AWS WAF(Web Application Firewall)
AWS WAF(Web Application Firewall)は、Webアプリケーションをさまざまな攻撃から保護するためのファイアウォールサービスです。主に以下のような特徴があります。
- カスタマイズ可能なルール: SQLインジェクションやクロスサイトスクリプティング(XSS)などの一般的な攻撃から保護するためのルールをカスタマイズできます。
- リアルタイムモニタリング: リアルタイムでトラフィックをモニタリングし、異常なパターンを検出してアラートを発行します。
- 統合: CloudFrontやApplication Load Balancer(ALB)と統合して、Webアプリケーション全体のセキュリティを強化します。
- 自動スケーリング: トラフィックの増減に応じて自動的にスケールし、常に最適なパフォーマンスを提供します。
結局どっちが先なの?
結論から言うと、「CloudFront」が先です。 リクエストを受け取るのはWAFではなく、CloudFrontになります。 CloudFrontにて特定のリージョンからのリクエストが最初にブロックされ、 その後にWAFで詳細なルールに基づいて追加のフィルタリングが行われます。 以下は具体的な流れです。
- リクエストはCloudFrontで受け取ります。
- リクエストがCloudFrontのエッジロケーションに到達すると、まずリージョンブロックの設定を確認します。
- リージョンブロックの設定に基づいて、特定のリージョンからのリクエストが拒否される場合、そのリクエストはここでブロックされます。

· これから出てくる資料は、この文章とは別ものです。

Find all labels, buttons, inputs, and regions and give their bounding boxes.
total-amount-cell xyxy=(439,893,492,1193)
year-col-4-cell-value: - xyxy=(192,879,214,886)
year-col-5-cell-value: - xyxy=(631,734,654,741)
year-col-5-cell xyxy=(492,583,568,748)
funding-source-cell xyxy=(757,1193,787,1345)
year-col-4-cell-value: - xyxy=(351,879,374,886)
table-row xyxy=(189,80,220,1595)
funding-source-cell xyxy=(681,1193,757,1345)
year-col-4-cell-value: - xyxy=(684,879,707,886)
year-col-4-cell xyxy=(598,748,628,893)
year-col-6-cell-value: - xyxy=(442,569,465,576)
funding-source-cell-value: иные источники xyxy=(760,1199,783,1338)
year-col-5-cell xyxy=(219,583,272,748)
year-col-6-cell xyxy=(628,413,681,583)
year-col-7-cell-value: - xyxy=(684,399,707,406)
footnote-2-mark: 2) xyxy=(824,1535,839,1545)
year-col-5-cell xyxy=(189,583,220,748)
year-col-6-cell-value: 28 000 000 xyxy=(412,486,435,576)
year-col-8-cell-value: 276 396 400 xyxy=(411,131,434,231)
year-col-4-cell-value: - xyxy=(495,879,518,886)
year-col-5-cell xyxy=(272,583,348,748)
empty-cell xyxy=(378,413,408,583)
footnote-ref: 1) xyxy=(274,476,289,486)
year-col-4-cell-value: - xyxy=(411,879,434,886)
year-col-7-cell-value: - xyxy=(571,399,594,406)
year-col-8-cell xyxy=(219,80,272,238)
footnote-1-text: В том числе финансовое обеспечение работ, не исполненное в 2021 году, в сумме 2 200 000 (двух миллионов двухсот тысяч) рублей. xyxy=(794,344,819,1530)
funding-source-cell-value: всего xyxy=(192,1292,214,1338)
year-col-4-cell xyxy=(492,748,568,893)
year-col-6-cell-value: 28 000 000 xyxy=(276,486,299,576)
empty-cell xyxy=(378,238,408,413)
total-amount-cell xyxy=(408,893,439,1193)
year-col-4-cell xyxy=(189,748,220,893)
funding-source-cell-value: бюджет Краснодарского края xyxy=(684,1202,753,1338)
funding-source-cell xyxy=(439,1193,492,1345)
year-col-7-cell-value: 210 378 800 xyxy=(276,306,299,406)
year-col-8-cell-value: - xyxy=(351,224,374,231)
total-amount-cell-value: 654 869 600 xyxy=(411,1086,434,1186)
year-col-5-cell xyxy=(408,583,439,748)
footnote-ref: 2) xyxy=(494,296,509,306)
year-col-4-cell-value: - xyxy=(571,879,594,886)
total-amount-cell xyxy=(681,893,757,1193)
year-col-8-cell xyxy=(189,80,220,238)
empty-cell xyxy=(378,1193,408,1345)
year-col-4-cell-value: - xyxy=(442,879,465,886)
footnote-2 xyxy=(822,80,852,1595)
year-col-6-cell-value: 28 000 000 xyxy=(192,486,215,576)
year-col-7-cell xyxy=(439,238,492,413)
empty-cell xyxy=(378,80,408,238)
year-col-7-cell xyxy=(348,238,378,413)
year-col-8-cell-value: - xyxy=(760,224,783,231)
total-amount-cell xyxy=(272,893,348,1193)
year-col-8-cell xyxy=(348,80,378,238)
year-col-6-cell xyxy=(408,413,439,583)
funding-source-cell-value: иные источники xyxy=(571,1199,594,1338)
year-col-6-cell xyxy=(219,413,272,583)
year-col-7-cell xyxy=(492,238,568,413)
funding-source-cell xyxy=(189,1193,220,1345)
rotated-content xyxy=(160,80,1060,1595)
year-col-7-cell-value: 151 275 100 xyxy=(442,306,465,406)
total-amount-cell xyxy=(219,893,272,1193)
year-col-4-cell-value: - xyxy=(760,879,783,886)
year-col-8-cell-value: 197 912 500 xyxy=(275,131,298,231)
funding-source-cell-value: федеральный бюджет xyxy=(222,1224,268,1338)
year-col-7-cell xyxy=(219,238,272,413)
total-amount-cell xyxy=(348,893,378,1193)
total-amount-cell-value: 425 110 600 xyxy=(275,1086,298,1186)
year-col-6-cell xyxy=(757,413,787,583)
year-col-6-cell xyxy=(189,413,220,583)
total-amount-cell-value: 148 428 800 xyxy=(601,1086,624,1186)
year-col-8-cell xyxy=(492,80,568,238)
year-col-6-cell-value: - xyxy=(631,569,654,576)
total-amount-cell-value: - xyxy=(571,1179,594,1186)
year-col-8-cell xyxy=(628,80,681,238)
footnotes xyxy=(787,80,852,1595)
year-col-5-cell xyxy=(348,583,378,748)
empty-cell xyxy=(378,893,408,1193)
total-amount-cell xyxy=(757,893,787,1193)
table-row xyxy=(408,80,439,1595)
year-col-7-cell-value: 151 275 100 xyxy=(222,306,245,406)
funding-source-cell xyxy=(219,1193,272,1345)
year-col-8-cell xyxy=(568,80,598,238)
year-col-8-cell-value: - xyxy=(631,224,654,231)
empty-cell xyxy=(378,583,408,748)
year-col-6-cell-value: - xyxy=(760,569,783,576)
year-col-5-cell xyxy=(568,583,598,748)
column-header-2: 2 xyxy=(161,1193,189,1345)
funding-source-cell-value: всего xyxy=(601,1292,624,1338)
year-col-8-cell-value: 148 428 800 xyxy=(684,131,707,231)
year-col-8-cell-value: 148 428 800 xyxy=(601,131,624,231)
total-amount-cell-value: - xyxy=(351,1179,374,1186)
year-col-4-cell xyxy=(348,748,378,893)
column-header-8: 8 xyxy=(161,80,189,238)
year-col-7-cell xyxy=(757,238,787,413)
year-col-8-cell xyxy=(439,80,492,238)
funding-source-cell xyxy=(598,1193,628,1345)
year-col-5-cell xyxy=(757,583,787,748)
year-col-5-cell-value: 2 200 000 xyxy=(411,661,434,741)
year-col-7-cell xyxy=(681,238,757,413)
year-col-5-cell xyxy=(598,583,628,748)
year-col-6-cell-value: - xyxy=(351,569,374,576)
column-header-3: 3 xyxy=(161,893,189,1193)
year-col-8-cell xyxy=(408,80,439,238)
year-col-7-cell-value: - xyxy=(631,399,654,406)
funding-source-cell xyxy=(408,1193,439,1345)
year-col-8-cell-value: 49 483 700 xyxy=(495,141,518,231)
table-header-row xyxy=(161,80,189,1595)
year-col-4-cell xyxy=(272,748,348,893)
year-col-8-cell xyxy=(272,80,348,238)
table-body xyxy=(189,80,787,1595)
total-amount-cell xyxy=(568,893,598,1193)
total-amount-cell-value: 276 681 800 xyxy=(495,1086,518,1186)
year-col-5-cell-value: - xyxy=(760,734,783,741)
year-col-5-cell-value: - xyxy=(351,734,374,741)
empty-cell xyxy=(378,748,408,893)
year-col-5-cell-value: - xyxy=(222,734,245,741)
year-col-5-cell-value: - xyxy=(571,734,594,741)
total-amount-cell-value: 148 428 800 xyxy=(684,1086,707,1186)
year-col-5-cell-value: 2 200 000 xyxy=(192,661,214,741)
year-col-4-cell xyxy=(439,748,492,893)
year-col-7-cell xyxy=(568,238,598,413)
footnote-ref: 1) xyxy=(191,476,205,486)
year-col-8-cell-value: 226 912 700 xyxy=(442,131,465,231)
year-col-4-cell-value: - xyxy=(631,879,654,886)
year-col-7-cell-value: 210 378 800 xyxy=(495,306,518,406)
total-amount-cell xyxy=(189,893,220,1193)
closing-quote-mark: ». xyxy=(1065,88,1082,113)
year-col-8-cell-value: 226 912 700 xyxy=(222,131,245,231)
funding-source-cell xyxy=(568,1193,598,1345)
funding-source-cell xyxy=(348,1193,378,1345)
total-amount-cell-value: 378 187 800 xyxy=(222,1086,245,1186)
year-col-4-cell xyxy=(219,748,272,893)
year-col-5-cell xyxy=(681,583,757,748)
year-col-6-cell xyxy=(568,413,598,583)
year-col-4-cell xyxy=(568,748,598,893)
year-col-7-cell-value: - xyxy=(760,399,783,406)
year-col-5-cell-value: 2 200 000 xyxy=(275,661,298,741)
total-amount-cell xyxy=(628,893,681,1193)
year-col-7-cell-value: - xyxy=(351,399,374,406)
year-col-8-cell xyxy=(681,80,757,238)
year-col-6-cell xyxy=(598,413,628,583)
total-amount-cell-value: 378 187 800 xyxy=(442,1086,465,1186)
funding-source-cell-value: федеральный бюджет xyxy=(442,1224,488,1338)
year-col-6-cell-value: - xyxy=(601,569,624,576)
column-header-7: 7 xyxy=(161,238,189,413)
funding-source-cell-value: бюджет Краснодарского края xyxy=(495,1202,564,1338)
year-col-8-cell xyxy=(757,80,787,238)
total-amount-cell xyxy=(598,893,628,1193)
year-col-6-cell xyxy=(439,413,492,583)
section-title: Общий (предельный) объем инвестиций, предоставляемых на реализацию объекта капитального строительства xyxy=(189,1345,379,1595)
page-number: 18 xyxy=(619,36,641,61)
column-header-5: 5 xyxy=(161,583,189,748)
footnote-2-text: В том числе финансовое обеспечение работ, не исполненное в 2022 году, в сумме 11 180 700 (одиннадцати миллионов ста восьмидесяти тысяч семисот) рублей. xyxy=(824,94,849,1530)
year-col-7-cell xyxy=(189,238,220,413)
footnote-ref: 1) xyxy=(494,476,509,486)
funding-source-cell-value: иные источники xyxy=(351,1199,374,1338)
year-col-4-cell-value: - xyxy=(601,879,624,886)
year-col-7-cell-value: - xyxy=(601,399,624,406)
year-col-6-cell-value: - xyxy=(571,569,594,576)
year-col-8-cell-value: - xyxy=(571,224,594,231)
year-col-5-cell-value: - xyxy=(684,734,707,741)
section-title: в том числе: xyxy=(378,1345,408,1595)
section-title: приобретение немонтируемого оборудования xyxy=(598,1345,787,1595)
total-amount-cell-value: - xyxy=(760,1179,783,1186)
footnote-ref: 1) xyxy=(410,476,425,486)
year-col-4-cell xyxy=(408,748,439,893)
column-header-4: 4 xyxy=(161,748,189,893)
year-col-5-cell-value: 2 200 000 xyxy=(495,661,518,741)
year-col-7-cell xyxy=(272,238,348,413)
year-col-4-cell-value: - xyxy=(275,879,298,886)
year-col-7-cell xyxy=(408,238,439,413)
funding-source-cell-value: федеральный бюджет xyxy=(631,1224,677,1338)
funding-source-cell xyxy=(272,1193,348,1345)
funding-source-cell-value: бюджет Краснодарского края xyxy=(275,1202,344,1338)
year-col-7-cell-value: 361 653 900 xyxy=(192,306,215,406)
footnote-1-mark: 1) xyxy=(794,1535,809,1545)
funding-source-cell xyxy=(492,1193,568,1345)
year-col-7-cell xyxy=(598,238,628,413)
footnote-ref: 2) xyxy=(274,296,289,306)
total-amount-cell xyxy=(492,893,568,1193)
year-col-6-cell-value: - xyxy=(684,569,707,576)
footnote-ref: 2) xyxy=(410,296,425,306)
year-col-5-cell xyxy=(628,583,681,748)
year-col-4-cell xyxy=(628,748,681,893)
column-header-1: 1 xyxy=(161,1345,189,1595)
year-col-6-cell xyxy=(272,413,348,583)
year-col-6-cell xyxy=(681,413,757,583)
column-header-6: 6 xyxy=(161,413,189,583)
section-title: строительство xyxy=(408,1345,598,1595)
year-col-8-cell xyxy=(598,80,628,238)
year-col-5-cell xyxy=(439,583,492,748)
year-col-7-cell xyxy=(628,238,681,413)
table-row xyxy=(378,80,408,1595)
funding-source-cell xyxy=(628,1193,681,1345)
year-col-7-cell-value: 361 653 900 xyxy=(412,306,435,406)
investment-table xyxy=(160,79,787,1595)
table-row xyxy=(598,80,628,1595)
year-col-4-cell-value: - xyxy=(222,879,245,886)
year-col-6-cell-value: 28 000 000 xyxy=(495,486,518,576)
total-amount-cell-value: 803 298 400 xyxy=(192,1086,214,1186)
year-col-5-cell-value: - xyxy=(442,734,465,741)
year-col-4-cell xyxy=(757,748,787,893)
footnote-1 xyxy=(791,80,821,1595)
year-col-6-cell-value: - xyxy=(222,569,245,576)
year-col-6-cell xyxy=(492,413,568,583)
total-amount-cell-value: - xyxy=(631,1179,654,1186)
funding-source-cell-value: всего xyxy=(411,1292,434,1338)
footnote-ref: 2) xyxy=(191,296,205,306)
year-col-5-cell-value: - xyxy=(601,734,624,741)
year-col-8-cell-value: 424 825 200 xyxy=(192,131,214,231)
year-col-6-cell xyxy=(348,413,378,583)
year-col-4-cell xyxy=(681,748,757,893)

- リージョンブロックを通過したリクエストは、次にAWS WAFへ転送され処理されます。
- リクエストがリージョンブロックを通過すると、WAFのWeb ACLに基づいて追加のフィルタリングが行われます。
- WAFは、設定されたルールに基づいてリクエストを許可または拒否します。
最後に
私の身近で起きた出来事を記事にして紹介いたしました。 これらのサービスを長く利用してきましたが、改めて理解する良い機会になりました。 皆様の普段のエンジニアライフに少しでも参考になれば幸いです。